Can’s initial lineup consisted of Irmin Schmidt on keyboards, the aforementioned Holger Czukay on bass, Michael Karoli on guitar, and Jaki Liebezeit on drums. Can never had a consistent lead singer. Their first vocalist was Malcolm Mooney, an African-American conscientious objector who, in 1967 at just 19 years old, fearing the draft, decided to "vanish into the big world, carrying nothing but his sax and a change of clothes in a duffel bag." While hitchhiking his way across Europe, Malcolm met Hildegard Schmidt, Can’s manager and Irmin's wife. Malcolm only appeared on one Can studio album, their first, 1969's Monster Movie. Mooney’s time as a member of Can was short-lived, due in part to an incident during the band’s residency at a theater in Switzerland in the late summer of 1969. Evidently, Malcolm became psychologically locked in a manic episode of sorts that had him screaming, "Upstairs! Downstairs!" over and over for hours. Similar events became increasingly more prevalent during the months that followed, which ultimately led to Mooney being replaced.

In 1970, Holger and Jaki discovered the band’s next vocalist, the Japanese musician Damo Suzuki, while he was busking in Munich. Suzuki’s anarchic vocal style was a good fit for Can, and he ended up staying on through 1973 and appeared on three iconic albums: 1971's Tago Mago, 1972's Ege Bamyasi, and 1973's Future Days. Suzuki ended up leaving the band after becoming a Jehovah’s Witness. Curiously, Can didn’t replace Suzuki and never had another lead singer. One interesting tidbit Young’s book reveals, however, is that John Lydon (AKA Johnny Rotten), evidently tried numerous times in the late '70s to coerce Irmin into letting him join Can as their lead singer. Obviously, this was never to be.

Some of All Gates Open's most fascinating factoids regarding Can and the artists and bands that were influenced by them are revealed in the Can Kiosk portion of the book. In one transcribed interaction, Schmidt engages Factory Records' art director, Peter Saville, in a discussion regarding album cover aesthetics. Through the conversation, it's revealed that the members of Joy Division initially wanted the pulsar image on the cover of Unknown Pleasures to be black on white and were unhappy with the final product. Schmidt then goes on to talk about how he and the other members of Can never liked the painting that graces the cover of the US edition of Tago Mago, referring to it as "Kotzkopf" — "vomit head."

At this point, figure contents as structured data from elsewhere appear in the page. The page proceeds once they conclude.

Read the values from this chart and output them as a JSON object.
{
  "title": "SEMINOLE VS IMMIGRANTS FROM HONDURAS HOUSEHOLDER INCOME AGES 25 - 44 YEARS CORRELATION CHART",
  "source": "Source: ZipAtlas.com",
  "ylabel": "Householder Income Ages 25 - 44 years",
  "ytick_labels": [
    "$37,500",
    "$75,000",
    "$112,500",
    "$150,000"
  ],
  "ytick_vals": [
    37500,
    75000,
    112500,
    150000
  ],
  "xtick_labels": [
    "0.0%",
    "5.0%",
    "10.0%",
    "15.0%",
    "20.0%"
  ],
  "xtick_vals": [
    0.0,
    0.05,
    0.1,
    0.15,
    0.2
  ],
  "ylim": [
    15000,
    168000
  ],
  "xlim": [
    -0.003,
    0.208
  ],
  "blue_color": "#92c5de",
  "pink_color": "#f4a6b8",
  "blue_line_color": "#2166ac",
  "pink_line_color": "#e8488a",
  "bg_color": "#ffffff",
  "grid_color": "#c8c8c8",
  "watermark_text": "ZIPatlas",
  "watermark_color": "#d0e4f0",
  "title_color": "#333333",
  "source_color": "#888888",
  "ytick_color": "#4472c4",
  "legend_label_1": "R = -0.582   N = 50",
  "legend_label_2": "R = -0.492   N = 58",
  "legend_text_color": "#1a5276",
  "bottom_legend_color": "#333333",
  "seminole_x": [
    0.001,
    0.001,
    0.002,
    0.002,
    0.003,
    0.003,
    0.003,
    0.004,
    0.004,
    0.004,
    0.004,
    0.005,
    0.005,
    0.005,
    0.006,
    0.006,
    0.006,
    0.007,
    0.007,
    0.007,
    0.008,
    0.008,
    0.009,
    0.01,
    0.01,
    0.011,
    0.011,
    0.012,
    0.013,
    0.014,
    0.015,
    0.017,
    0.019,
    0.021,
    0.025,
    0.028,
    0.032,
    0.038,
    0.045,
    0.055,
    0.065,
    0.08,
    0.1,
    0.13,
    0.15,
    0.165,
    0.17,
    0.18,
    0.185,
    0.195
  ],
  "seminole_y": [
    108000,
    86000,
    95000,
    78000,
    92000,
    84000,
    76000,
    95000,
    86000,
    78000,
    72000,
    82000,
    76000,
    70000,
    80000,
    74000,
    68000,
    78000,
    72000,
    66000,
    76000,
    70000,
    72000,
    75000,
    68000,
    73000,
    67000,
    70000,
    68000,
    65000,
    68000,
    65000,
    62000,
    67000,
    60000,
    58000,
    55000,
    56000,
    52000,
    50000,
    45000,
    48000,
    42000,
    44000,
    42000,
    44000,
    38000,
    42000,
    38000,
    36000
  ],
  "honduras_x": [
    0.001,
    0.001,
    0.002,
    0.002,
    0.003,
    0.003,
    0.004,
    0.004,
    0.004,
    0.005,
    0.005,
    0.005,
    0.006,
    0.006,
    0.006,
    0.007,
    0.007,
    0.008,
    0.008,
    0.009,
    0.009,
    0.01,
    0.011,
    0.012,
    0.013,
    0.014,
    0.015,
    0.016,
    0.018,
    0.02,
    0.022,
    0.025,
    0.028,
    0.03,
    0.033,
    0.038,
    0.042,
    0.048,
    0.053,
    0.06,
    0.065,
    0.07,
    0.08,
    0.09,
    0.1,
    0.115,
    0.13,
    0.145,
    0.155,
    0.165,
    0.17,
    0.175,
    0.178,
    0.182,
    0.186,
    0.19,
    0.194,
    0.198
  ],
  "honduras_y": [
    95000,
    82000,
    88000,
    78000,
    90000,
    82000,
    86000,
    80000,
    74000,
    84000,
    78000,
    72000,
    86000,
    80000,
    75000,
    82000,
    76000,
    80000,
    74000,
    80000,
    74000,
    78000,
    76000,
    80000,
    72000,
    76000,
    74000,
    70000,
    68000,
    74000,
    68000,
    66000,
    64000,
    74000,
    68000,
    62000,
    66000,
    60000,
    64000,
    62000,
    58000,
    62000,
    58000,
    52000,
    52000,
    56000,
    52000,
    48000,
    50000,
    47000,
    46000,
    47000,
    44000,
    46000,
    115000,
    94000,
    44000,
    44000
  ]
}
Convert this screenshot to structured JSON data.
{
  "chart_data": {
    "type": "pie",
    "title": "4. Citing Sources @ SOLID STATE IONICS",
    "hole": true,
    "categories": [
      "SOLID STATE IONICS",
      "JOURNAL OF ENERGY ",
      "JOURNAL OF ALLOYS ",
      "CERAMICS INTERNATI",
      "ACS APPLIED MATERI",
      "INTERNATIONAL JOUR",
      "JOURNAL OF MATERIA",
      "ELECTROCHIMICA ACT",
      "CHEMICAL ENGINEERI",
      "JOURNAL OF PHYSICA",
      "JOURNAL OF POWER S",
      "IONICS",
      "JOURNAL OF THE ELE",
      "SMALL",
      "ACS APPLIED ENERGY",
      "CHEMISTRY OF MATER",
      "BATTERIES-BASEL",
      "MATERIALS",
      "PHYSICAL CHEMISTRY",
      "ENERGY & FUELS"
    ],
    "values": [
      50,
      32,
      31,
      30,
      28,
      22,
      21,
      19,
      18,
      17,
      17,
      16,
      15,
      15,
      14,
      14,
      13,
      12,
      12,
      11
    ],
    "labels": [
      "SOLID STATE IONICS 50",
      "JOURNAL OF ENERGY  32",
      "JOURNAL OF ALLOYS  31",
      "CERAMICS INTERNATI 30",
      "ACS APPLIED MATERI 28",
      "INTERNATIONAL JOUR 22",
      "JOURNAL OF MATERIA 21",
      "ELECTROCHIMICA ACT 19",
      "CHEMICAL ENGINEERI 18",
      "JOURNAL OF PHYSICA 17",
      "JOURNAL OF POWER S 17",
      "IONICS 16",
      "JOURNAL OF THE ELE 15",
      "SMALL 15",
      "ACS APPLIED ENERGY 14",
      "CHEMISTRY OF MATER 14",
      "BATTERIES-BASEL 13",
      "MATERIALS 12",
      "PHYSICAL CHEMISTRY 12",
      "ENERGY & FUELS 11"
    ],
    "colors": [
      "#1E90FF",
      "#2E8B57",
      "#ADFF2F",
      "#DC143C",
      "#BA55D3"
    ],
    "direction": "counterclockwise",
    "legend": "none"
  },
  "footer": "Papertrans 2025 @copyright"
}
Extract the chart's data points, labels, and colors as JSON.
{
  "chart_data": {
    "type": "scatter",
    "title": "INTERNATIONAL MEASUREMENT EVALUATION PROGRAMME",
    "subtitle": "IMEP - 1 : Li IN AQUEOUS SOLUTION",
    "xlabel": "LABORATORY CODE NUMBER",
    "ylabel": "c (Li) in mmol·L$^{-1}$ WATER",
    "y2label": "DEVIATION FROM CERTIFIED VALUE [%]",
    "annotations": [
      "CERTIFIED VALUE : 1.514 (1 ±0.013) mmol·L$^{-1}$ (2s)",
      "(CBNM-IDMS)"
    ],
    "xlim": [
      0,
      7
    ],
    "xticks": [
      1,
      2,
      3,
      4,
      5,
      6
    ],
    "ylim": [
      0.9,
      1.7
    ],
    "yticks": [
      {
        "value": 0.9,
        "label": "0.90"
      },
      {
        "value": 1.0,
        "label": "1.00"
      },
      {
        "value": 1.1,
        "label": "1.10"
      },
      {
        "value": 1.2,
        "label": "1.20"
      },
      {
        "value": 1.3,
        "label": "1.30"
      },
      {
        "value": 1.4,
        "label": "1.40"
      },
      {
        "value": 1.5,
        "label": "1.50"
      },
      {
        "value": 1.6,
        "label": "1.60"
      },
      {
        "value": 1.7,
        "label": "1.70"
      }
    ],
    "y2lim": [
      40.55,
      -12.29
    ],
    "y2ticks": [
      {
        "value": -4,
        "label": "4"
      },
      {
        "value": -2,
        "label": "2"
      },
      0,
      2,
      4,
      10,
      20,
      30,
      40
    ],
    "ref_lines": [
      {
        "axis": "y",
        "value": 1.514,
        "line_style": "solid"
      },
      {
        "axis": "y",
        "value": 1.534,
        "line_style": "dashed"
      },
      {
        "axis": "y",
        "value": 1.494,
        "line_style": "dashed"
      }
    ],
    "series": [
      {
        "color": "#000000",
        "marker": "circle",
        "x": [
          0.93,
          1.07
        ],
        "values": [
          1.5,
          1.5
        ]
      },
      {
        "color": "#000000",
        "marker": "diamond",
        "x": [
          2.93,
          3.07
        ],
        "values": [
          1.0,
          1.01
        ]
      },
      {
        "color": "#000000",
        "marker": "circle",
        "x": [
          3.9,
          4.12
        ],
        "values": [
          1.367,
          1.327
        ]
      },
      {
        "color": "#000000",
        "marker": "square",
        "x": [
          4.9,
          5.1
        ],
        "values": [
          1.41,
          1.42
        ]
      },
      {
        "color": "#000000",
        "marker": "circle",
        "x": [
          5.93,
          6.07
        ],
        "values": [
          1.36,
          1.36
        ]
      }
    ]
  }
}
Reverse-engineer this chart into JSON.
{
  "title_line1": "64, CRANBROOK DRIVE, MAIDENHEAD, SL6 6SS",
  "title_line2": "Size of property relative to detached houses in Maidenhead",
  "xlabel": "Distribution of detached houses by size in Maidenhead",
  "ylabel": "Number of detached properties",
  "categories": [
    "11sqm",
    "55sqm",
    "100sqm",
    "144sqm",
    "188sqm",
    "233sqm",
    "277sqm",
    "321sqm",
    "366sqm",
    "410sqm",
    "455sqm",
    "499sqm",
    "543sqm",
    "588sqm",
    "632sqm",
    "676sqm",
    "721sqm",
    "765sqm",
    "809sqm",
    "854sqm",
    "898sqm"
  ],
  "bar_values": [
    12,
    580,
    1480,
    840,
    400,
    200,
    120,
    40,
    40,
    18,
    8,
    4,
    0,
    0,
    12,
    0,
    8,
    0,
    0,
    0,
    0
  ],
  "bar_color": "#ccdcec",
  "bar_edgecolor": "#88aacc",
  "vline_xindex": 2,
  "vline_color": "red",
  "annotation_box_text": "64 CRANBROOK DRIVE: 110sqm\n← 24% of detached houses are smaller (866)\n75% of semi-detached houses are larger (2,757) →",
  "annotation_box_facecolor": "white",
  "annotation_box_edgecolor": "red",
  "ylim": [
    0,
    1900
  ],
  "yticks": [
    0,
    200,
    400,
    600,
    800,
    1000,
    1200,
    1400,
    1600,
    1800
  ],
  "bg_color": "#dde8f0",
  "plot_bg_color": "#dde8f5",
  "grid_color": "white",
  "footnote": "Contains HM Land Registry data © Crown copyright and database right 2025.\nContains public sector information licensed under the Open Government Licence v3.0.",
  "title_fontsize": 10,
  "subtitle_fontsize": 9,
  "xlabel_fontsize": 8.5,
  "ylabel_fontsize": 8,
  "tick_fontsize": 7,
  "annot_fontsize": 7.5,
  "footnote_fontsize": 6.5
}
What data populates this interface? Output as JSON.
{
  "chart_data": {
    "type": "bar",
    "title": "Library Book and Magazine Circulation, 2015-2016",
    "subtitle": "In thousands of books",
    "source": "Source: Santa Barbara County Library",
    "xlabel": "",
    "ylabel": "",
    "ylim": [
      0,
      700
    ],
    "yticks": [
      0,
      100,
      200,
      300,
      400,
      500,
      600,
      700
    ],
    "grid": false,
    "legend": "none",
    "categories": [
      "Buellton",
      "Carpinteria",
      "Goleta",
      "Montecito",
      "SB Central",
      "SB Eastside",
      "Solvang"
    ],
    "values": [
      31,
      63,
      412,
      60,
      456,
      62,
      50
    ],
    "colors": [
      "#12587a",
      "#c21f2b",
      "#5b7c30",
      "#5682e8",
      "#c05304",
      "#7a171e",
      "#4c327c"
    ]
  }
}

Other entertaining pieces of gossip are revealed through conversations between Schmidt and Mark E. Smith when the two men discuss how both of their bands are hated in certain parts of France, and between Schmidt and Geoff Barrow when the latter admits to attempting to buy Ege Bamyasi at a hip record store in Bristol and being denied because he didn’t know if the band was called Can or "Vitamin C."

Throughout All Gates Open, Rob Young is a consistently trustworthy guide, ushering readers deftly across the life and times of a band that, including reunions and solo projects, spanned over 30 years. Although many of the references to German culture and Can’s earliest tutors and more experimental musical progenitors will be esoteric for some, Young manages to namedrop enough modern cultural lynchpins to keep the story relevant and engaging for a diverse range of music aficionados. If you're a hardcore fan of Can and krautrock, or if you’re just a fan of influential bands and their histories, you can’t get much more of a comprehensive account than All Gates Open: The Story of Can.